Jesus himself is like wine. We experience the boldness of his teaching, healing, and rebuke to hypocritical leaders. We witness the glory of his resurrection, the power of his triumph over sin and death. And Jesus also passes through a mute period. Between the last supper and the resurrection, Jesus falls silent.

As he stood before the High Priest, he said almost nothing. Only enough for the religious tribunal to condemn him. Then he was taken before the Roman governor, Pontius Pilate, who was astounded at how little Jesus had to say. It was as if Jesus’ fierce boldness and righteous anger had slipped away.

As he hung dying on the cross, the silence was deafening. There was no dynamic action. No sermons or healings. Angel armies did not come to the rescue. Instead, Jesus turned inward and directed himself to the God who felt so absent right then. He showed love to a fellow condemned prisoner. He consoled his disciples and his mother.
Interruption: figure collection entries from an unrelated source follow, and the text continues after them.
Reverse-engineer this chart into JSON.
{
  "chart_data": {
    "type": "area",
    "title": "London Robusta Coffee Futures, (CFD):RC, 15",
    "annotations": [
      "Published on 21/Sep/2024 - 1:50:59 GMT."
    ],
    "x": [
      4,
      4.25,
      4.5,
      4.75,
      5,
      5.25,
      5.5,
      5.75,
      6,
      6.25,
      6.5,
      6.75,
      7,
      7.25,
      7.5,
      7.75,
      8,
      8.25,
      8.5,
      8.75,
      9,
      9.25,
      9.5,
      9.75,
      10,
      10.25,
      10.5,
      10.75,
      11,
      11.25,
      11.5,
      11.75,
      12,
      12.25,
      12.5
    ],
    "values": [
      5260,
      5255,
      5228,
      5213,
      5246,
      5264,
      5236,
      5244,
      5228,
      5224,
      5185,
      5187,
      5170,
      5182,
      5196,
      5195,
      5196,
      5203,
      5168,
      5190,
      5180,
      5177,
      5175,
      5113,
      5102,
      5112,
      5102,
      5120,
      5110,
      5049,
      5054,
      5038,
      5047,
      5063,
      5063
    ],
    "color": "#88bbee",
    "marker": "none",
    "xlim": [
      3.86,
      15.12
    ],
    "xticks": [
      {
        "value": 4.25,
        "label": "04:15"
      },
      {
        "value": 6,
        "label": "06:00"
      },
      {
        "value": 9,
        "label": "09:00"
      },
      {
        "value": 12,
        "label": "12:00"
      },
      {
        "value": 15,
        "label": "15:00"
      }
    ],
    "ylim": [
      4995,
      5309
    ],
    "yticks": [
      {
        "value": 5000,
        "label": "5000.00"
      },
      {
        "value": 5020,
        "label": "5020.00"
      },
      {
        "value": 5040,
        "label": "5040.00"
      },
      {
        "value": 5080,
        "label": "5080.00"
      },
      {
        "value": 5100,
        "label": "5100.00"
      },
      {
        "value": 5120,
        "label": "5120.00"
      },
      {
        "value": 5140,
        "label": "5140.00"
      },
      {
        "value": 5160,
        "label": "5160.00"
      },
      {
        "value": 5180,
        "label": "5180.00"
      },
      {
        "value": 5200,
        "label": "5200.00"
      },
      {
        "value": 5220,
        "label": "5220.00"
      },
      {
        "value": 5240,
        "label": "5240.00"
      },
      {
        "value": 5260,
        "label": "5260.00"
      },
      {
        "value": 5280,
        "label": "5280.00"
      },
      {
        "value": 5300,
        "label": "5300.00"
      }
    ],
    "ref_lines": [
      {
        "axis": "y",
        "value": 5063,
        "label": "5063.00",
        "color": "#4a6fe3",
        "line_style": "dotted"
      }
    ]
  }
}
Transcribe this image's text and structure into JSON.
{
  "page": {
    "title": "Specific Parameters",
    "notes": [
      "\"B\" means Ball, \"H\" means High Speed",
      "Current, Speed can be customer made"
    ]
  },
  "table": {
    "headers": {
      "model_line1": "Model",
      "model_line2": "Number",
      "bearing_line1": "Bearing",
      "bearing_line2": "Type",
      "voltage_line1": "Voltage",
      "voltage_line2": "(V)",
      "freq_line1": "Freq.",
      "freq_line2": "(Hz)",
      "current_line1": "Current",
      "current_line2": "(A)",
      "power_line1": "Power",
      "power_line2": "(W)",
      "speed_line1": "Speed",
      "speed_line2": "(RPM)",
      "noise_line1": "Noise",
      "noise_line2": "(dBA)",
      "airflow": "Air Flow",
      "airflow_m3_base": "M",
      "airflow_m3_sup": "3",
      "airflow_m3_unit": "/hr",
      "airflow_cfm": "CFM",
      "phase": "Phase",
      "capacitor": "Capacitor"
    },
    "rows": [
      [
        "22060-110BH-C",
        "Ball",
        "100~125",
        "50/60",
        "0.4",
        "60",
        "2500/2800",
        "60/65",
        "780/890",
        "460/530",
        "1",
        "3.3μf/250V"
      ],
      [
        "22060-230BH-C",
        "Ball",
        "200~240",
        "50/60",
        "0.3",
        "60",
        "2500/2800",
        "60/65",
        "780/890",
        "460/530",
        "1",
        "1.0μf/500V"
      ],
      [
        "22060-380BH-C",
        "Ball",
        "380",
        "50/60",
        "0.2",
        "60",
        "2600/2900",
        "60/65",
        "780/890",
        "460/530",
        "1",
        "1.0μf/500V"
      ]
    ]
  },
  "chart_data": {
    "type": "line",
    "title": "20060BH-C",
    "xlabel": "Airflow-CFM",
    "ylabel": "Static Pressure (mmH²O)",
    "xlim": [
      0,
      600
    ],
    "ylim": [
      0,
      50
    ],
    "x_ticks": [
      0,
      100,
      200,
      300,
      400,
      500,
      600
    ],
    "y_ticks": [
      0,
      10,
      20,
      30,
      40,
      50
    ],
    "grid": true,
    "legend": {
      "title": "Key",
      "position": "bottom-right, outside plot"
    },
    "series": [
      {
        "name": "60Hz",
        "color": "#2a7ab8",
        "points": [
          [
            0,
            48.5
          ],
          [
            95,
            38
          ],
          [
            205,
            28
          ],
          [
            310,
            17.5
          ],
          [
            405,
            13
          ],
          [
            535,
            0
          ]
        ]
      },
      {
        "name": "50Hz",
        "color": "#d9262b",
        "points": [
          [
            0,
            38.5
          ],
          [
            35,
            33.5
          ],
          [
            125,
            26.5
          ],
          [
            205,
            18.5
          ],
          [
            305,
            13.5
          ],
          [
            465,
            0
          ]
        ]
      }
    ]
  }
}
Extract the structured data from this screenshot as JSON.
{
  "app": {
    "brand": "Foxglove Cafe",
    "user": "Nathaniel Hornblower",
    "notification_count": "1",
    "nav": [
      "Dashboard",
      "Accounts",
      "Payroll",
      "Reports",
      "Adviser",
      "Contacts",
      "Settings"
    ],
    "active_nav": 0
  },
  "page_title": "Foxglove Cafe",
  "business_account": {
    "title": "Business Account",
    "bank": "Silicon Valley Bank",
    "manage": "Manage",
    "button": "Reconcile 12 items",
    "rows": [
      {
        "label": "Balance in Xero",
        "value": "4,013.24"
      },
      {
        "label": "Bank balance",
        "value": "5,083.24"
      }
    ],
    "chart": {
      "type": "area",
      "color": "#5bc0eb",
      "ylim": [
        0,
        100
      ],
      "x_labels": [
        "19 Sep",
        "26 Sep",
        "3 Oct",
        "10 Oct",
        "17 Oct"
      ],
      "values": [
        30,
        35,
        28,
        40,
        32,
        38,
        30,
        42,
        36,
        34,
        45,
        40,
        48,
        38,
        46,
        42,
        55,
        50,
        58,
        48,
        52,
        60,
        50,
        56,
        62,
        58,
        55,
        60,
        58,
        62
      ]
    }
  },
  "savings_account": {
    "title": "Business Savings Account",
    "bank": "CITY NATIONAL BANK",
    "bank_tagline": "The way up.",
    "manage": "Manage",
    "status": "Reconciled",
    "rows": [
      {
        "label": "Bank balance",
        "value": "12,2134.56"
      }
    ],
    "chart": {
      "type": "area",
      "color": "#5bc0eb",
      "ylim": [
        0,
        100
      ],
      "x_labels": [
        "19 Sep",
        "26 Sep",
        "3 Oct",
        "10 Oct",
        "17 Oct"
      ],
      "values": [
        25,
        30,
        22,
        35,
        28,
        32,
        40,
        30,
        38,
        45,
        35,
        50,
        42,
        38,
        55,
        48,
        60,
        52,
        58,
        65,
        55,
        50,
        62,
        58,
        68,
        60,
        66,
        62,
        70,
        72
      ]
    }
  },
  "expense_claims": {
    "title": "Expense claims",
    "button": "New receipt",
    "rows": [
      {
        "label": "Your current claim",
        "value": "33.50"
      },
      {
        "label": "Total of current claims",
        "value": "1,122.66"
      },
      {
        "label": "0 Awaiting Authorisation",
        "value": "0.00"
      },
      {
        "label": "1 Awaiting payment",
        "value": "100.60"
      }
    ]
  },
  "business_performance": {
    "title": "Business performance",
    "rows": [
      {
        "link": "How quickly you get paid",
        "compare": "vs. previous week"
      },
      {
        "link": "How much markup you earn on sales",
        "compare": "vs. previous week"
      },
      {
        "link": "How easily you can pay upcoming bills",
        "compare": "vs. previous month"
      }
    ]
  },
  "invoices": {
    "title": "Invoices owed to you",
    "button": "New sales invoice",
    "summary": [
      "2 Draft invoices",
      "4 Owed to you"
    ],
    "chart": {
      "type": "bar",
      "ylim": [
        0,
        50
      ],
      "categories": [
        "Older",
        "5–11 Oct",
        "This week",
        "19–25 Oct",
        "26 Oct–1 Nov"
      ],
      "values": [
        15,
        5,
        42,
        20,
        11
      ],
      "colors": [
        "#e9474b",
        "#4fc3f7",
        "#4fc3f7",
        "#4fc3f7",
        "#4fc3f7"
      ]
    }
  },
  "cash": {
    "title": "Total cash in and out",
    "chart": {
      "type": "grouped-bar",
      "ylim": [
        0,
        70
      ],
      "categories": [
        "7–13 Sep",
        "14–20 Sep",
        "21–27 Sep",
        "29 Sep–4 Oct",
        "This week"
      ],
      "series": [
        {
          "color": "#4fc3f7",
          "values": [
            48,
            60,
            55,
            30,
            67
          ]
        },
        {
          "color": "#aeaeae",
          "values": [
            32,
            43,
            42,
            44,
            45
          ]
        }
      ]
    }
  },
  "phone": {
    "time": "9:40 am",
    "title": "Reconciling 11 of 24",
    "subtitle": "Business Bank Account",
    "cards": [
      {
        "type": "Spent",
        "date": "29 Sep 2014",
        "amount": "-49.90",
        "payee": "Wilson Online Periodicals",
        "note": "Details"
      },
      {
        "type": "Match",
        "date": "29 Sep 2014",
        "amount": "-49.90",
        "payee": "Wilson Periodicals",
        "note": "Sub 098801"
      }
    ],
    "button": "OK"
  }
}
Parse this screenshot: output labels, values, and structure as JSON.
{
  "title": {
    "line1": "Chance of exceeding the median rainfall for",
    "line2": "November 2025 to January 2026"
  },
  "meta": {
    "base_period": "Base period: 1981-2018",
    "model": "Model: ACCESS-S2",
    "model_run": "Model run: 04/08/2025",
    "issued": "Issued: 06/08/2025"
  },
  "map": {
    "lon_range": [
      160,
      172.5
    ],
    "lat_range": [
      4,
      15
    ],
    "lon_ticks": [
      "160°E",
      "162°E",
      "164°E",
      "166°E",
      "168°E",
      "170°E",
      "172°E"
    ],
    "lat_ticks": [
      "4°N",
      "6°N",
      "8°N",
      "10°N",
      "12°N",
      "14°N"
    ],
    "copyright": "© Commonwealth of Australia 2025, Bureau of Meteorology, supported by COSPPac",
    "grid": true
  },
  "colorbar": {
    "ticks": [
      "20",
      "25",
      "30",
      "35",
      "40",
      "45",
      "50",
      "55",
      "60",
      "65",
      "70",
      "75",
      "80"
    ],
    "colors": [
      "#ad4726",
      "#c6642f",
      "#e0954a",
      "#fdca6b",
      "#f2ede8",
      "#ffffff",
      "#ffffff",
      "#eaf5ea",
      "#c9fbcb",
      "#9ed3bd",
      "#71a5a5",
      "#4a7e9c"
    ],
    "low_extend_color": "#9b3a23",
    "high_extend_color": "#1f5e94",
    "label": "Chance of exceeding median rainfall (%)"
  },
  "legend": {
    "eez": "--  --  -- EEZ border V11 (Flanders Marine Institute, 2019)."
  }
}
Jesus’ whole life was churning in the vortex of this “mute” time. Jesus had been faithful, and something amazing was about to happen. But as Jesus drank the muted wine of that moment, all he could taste was gall and vinegar.

In both wine and human life, this muted space is awful, mysterious, and necessary. Wine must lose what it once was in order to become what it is meant to be. Our lives must pass through brokenness and surrender. The loss and emptiness of the cross is the only path to a resurrected life.

You may be living through a muted moment in your life right now. You feel empty, shorn of the enthusiasm and excitement that once propelled you. There’s a gentle brokenness in you. It invites silence. Grounded humility comes unbidden as you repent in dust and ashes. There is peace here.

Now is a time to wait. There’s no need to open that bottle before it’s ready. Like any good wine, your life is breathing, opening. You are an unfolding mystery.